6 thoughts on “Library Books & London

  1. My library book binges are usually to stop me buying – if I think I have discovered a new author or want to explore someone’s work, I order them all out of the library. I usually end up taking them back unread, but at least it stops me spending…… 🙂


  2. Karen, that is the way to do it. The library is such a luxury, but it doesn’t have all the books I want. It’s a pity they don’t call me up every time they want to discard a book: I could tell them to keep it.:)


  3. If I were going to London now, I would only be hitting all the thrift shops for books. And Persephone, of course. A friend told me there used to be a shop just for Viragos. I would probably go to the War Museum since I’ve always read WW1 and 2 books. As for book festivals, the only ones I’ve been to are The National in D.C. and the Brooklyn Book Festival. .
    On Saturday I’m going with my librarian friend to Philadelphia for the ALA midwinter conference where I plan to load up a suitcase with ARCs while he’s busy doing librarian things. I love libraries and I do read a lot of library books.


  4. The ALA sounds like fun! And I really should go to the Wash Book Festival, because it is such a manageable city. I’ve gone to the Southern Festival of Books in Nashville and highly recommend it if you like Southern writers.


  5. ’m currently on a Georgette Heyer binge – have had some work-related problems this week, so the last thing I want to read before falling asleep is my “proper” book (Anna Karenina, because I’m at a part where everything’s going wrong for Anna). So Heyer it is! I binge on her books about once a year, and keep reading until I’ve had enough muslins and curricles. I also love a binge on Golden Age detective fiction! My local bookshop has a section called “Cosy Crime,” which could equally well be called “Books for Binges” – everything from Patricia Wentworth to Alexander McCall Smith. Finally, my other favourite author for a binge is Mary Stewart. I LOVE her books, particularly the ones set in Greece. You get all the thrills and romance as well as a travel book! Her work has all been reprinted recently, so I hope she’ll gain some new fans; I don’t know anyone else who reads her. Perhaps the BBC will dramatise one of her books – they’d make great serials.
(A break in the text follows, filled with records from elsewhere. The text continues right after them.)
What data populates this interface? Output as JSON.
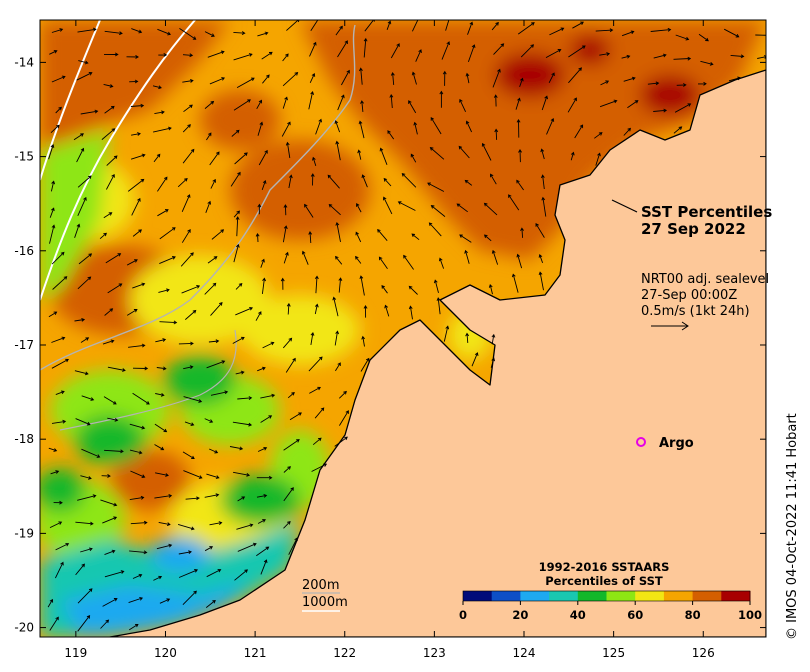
{
  "title": {
    "line1": "SST Percentiles",
    "line2": "27 Sep 2022"
  },
  "current_legend": {
    "line1": "NRT00 adj. sealevel",
    "line2": "27-Sep 00:00Z",
    "line3": "0.5m/s (1kt 24h)"
  },
  "argo": {
    "label": "Argo",
    "lon": 125.25,
    "lat": -18.0,
    "color": "#e600e6"
  },
  "depth_legend": {
    "line1": "200m",
    "line2": "1000m"
  },
  "colorbar": {
    "title_line1": "1992-2016 SSTAARS",
    "title_line2": "Percentiles of SST",
    "colors": [
      "#000c7a",
      "#0d4fc7",
      "#1ea9f0",
      "#19c7b0",
      "#12b82a",
      "#8ee614",
      "#f2e614",
      "#f5a500",
      "#d45f00",
      "#a80000"
    ],
    "ticks": [
      "0",
      "20",
      "40",
      "60",
      "80",
      "100"
    ]
  },
  "axes": {
    "x_ticks": [
      "119",
      "120",
      "121",
      "122",
      "123",
      "124",
      "125",
      "126"
    ],
    "y_ticks": [
      "-14",
      "-15",
      "-16",
      "-17",
      "-18",
      "-19",
      "-20"
    ],
    "xlim": [
      118.6,
      126.7
    ],
    "ylim": [
      -20.1,
      -13.55
    ]
  },
  "colors": {
    "land": "#fdc899",
    "coast": "#000000",
    "bathy": "#b4b4b4",
    "contour_1000": "#ffffff"
  },
  "credit": "© IMOS 04-Oct-2022 11:41 Hobart"
}
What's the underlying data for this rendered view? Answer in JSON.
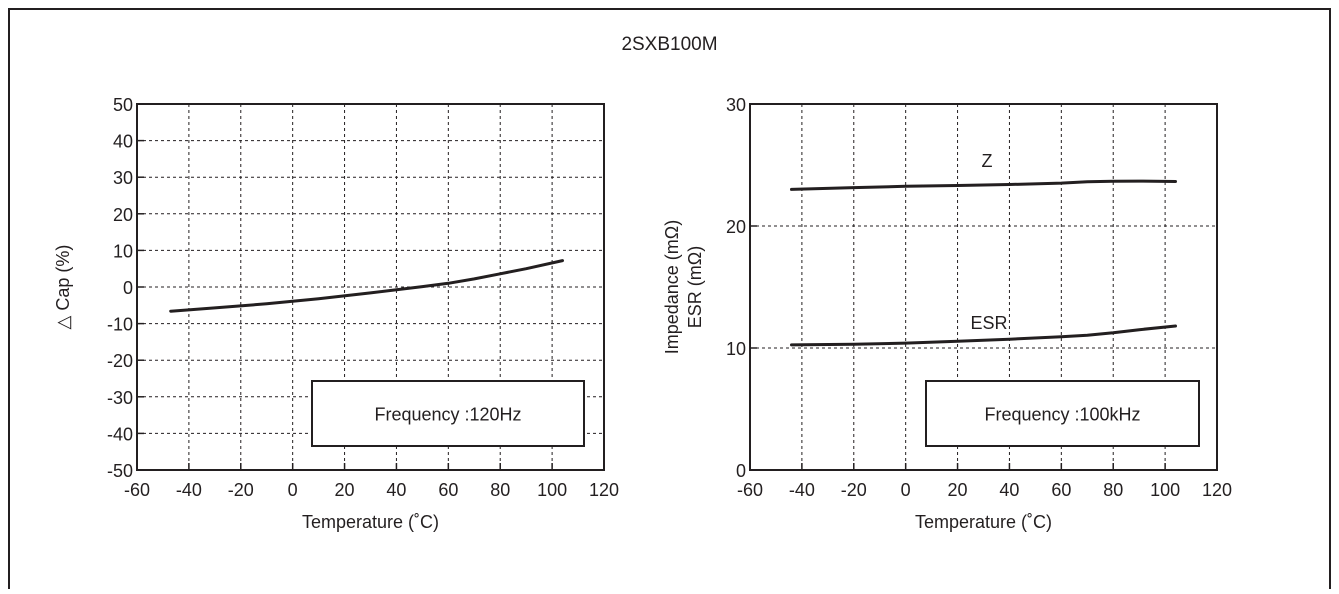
{
  "title": "2SXB100M",
  "colors": {
    "ink": "#231f20",
    "background": "#ffffff"
  },
  "chart_data": [
    {
      "type": "line",
      "xlabel": "Temperature  (˚C)",
      "ylabel": "△ Cap (%)",
      "xlim": [
        -60,
        120
      ],
      "ylim": [
        -50,
        50
      ],
      "xticks": [
        "-60",
        "-40",
        "-20",
        "0",
        "20",
        "40",
        "60",
        "80",
        "100",
        "120"
      ],
      "yticks": [
        "50",
        "40",
        "30",
        "20",
        "10",
        "0",
        "-10",
        "-20",
        "-30",
        "-40",
        "-50"
      ],
      "grid": true,
      "annotation": "Frequency :120Hz",
      "series": [
        {
          "x": [
            -47,
            -30,
            -10,
            10,
            30,
            50,
            60,
            70,
            80,
            90,
            104
          ],
          "y": [
            -6.6,
            -5.7,
            -4.6,
            -3.2,
            -1.6,
            0.1,
            1.0,
            2.2,
            3.6,
            5.0,
            7.2
          ]
        }
      ]
    },
    {
      "type": "line",
      "xlabel": "Temperature  (˚C)",
      "ylabel": "Impedance (mΩ)",
      "ylabel2": "ESR (mΩ)",
      "xlim": [
        -60,
        120
      ],
      "ylim": [
        0,
        30
      ],
      "xticks": [
        "-60",
        "-40",
        "-20",
        "0",
        "20",
        "40",
        "60",
        "80",
        "100",
        "120"
      ],
      "yticks": [
        "30",
        "20",
        "10",
        "0"
      ],
      "grid": true,
      "annotation": "Frequency :100kHz",
      "series": [
        {
          "name": "Z",
          "x": [
            -44,
            -20,
            0,
            20,
            40,
            60,
            70,
            80,
            90,
            104
          ],
          "y": [
            23.0,
            23.15,
            23.25,
            23.32,
            23.4,
            23.52,
            23.62,
            23.67,
            23.68,
            23.65
          ]
        },
        {
          "name": "ESR",
          "x": [
            -44,
            -20,
            0,
            20,
            40,
            60,
            70,
            80,
            90,
            104
          ],
          "y": [
            10.25,
            10.3,
            10.4,
            10.55,
            10.72,
            10.92,
            11.05,
            11.25,
            11.5,
            11.8
          ]
        }
      ]
    }
  ]
}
  6. Catherine, a Georgette Heyer binge sounds fun! I have collected a few in the last year (they’ve been reissued by Sourcebooks here) but haven’t found the perfect occasion to read one. I’m sure Heyer would make a perfect substitute for Robert Barnard. I’ve been wondering if I should read Alexander McCall Smith. And I love Mary Stewart. She is better, in my opinion, than Daphne du Maurier!